Und das im Umbau befindliche Südbahnhotel? "Haben wir mit unseren Kulissen besetzt", sagt Manker stolz. "Wir haben damals, mit dem Einzug zu den Proben, das Bleiberecht erworben. Wenn auch nur ein Sessel angerührt wird, gibt es eine Besitzstörungsklage. Für die GmbH", fährt Manker fort, "ist das ohnehin das Beste, denn dort findet seit Monaten kein Programm mehr statt. Trotzdem haben sie für die laufende Saison um 80.000 Euro Subvention angesucht, eine Frechheit."
Eine solche erkennt auch Zeller auf News-Anfrage. "Wie sollen wir denn spielen, wenn er illegal das Haus besetzt? Man kennt solche Vorgänge in der Immobilienbranche von Verrückten und Boshaften", fährt der Hoteleigner fort. "Da aber wir keine Raubritter sind, können wir Herrn Manker nicht einfach hinauswerfen, sondern haben den Rechtsweg beschritten."
Wenn im März die erste Tagsatzung ansteht, sollen die Kulturverantwortlichen Ingrid Skovhus und Stefan Wollmann das Sommerprogramm präsentieren. Kraus werde da nicht zu kurz kommen, verspricht Zeller. "Aber sicher nicht mit Herrn Manker." Der Apostrophierte sondiert derweil ein Angebot, mit seinen beiden Produktionen ins Burgenland zu gehen.
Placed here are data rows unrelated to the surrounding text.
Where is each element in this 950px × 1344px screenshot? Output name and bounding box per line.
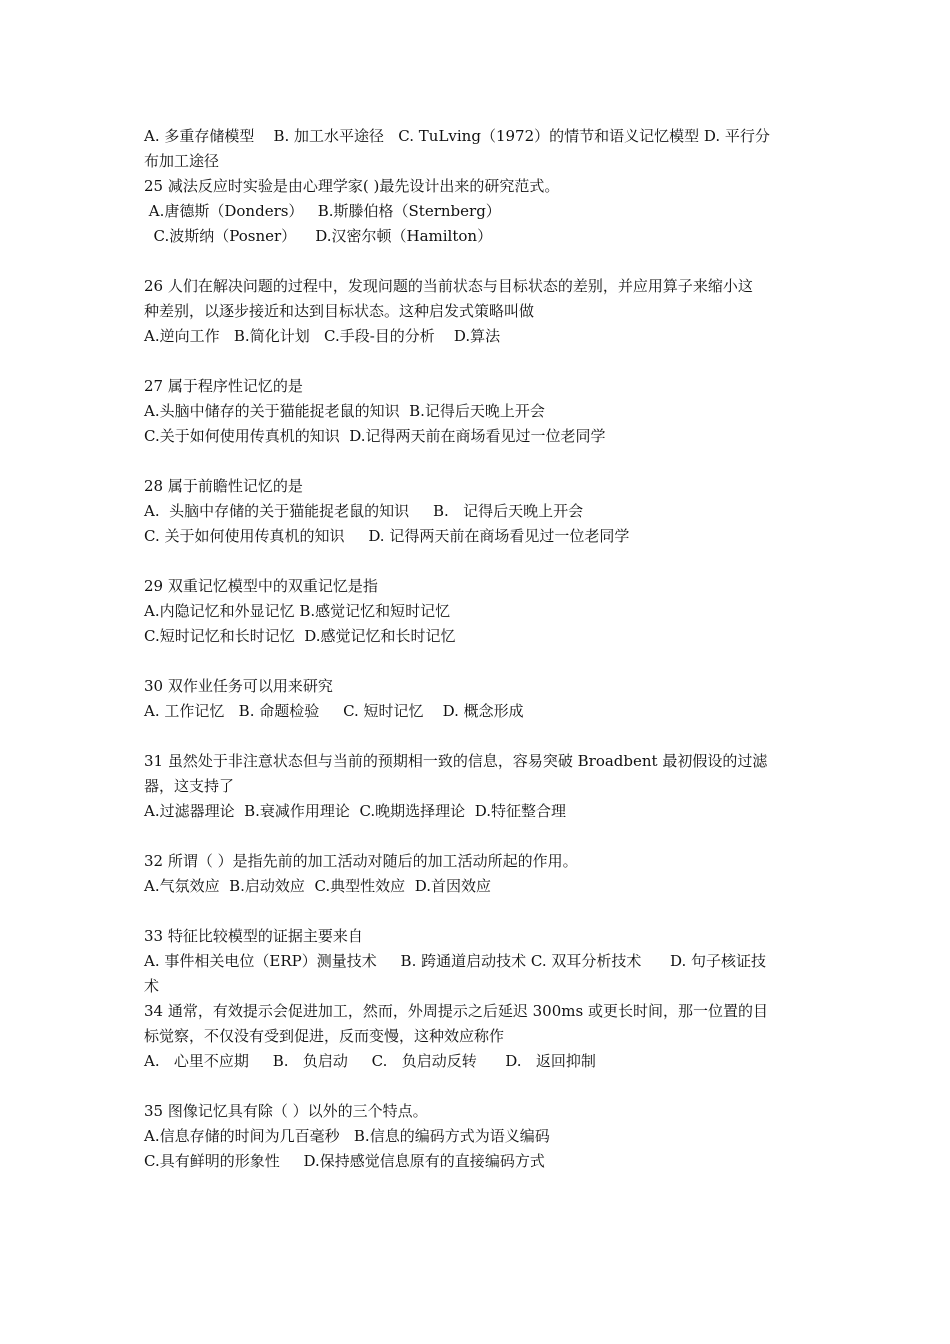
question-28-options-line-1: A. 头脑中存储的关于猫能捉老鼠的知识 B. 记得后天晚上开会	[144, 502, 584, 520]
question-31-stem-line-1: 31 虽然处于非注意状态但与当前的预期相一致的信息，容易突破 Broadbent 最初假设的过滤	[144, 752, 768, 770]
question-32-stem: 32 所谓（ ）是指先前的加工活动对随后的加工活动所起的作用。	[144, 852, 578, 870]
question-30-stem: 30 双作业任务可以用来研究	[144, 677, 333, 695]
spacer	[144, 249, 814, 274]
question-27-stem: 27 属于程序性记忆的是	[144, 377, 303, 395]
question-28-stem: 28 属于前瞻性记忆的是	[144, 477, 303, 495]
question-29-options-line-2: C.短时记忆和长时记忆 D.感觉记忆和长时记忆	[144, 627, 456, 645]
question-26-stem-line-1: 26 人们在解决问题的过程中，发现问题的当前状态与目标状态的差别，并应用算子来缩小这	[144, 277, 753, 295]
question-30-options: A. 工作记忆 B. 命题检验 C. 短时记忆 D. 概念形成	[144, 702, 524, 720]
question-29-stem: 29 双重记忆模型中的双重记忆是指	[144, 577, 378, 595]
spacer	[144, 649, 814, 674]
question-33-stem: 33 特征比较模型的证据主要来自	[144, 927, 363, 945]
question-34-stem-line-2: 标觉察，不仅没有受到促进，反而变慢，这种效应称作	[144, 1027, 505, 1045]
question-34-stem-line-1: 34 通常，有效提示会促进加工，然而，外周提示之后延迟 300ms 或更长时间，那一位置的目	[144, 1002, 768, 1020]
question-27-options-line-2: C.关于如何使用传真机的知识 D.记得两天前在商场看见过一位老同学	[144, 427, 606, 445]
question-26-options: A.逆向工作 B.简化计划 C.手段-目的分析 D.算法	[144, 327, 501, 345]
question-24-options-line-2: 布加工途径	[144, 152, 220, 170]
question-31-stem-line-2: 器，这支持了	[144, 777, 235, 795]
document-page	[144, 124, 814, 1174]
question-28-options-line-2: C. 关于如何使用传真机的知识 D. 记得两天前在商场看见过一位老同学	[144, 527, 630, 545]
spacer	[144, 449, 814, 474]
question-35-stem: 35 图像记忆具有除（ ）以外的三个特点。	[144, 1102, 428, 1120]
question-25-stem: 25 减法反应时实验是由心理学家( )最先设计出来的研究范式。	[144, 177, 560, 195]
question-29-options-line-1: A.内隐记忆和外显记忆 B.感觉记忆和短时记忆	[144, 602, 451, 620]
spacer	[144, 349, 814, 374]
question-26-stem-line-2: 种差别，以逐步接近和达到目标状态。这种启发式策略叫做	[144, 302, 535, 320]
question-33-options-line-1: A. 事件相关电位（ERP）测量技术 B. 跨通道启动技术 C. 双耳分析技术 D. 句子核证技	[144, 952, 766, 970]
question-34-options: A. 心里不应期 B. 负启动 C. 负启动反转 D. 返回抑制	[144, 1052, 596, 1070]
question-25-options-line-1: A.唐德斯（Donders） B.斯滕伯格（Sternberg）	[144, 202, 501, 220]
question-35-options-line-1: A.信息存储的时间为几百毫秒 B.信息的编码方式为语义编码	[144, 1127, 550, 1145]
spacer	[144, 724, 814, 749]
spacer	[144, 549, 814, 574]
question-25-options-line-2: C.波斯纳（Posner） D.汉密尔顿（Hamilton）	[144, 227, 493, 245]
question-24-options-line-1: A. 多重存储模型 B. 加工水平途径 C. TuLving（1972）的情节和语义记忆模型 D. 平行分	[144, 127, 770, 145]
question-35-options-line-2: C.具有鲜明的形象性 D.保持感觉信息原有的直接编码方式	[144, 1152, 545, 1170]
spacer	[144, 1074, 814, 1099]
question-27-options-line-1: A.头脑中储存的关于猫能捉老鼠的知识 B.记得后天晚上开会	[144, 402, 545, 420]
question-33-options-line-2: 术	[144, 977, 160, 995]
spacer	[144, 824, 814, 849]
question-31-options: A.过滤器理论 B.衰减作用理论 C.晚期选择理论 D.特征整合理	[144, 802, 566, 820]
spacer	[144, 899, 814, 924]
question-32-options: A.气氛效应 B.启动效应 C.典型性效应 D.首因效应	[144, 877, 491, 895]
Arg entlegen sei das, gibt er zu bedenken. Er sieht sich auch mögliche Spielorte in Wien an. Aber dass er im Sommer überhaupt spielen kann, ist erstmals seit Jahrzehnten nicht ausgemacht.
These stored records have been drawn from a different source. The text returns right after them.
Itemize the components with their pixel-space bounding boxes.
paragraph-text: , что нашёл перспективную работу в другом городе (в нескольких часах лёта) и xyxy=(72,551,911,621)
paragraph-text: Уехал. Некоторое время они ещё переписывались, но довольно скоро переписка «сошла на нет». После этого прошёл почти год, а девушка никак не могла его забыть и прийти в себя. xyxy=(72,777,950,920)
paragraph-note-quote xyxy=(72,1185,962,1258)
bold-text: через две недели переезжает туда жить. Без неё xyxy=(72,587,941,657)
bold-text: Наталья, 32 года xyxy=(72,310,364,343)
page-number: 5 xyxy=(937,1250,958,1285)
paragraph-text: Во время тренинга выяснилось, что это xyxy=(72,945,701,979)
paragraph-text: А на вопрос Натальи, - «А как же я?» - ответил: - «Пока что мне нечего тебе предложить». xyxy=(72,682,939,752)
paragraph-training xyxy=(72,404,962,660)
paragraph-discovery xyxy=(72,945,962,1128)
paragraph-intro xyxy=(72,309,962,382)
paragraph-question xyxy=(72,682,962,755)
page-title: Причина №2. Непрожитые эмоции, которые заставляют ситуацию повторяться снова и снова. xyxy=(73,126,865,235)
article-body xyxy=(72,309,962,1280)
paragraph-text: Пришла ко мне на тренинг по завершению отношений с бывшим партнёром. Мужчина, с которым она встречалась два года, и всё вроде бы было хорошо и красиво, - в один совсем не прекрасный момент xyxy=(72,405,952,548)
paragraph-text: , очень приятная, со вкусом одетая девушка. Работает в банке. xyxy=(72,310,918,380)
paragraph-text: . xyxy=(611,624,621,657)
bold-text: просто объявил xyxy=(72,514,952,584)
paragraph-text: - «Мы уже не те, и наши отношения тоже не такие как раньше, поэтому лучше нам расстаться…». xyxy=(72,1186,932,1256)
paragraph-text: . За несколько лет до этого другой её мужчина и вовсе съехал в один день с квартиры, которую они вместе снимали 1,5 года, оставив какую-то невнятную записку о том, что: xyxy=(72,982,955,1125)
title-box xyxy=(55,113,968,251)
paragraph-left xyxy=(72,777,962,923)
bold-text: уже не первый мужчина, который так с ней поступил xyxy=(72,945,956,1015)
Außerdem hat er zum Kraus-Jahr ein weiteres alle Dimensionen sprengendes Projekt in Fertigung: einen monumentalen Almanach zu den "Letzten Tagen", der jede der 120 Szenen mit historischem Fotomaterial zum Schauplatz bebildert. Ich werde noch großflächig darüber berichten. Nur Verlag gibt es noch keinen. Amalthea, wo Mankers fabulöser "Alma"-Bildband erschienen ist, wird es nicht sein. Weshalb? Man ist zerstritten.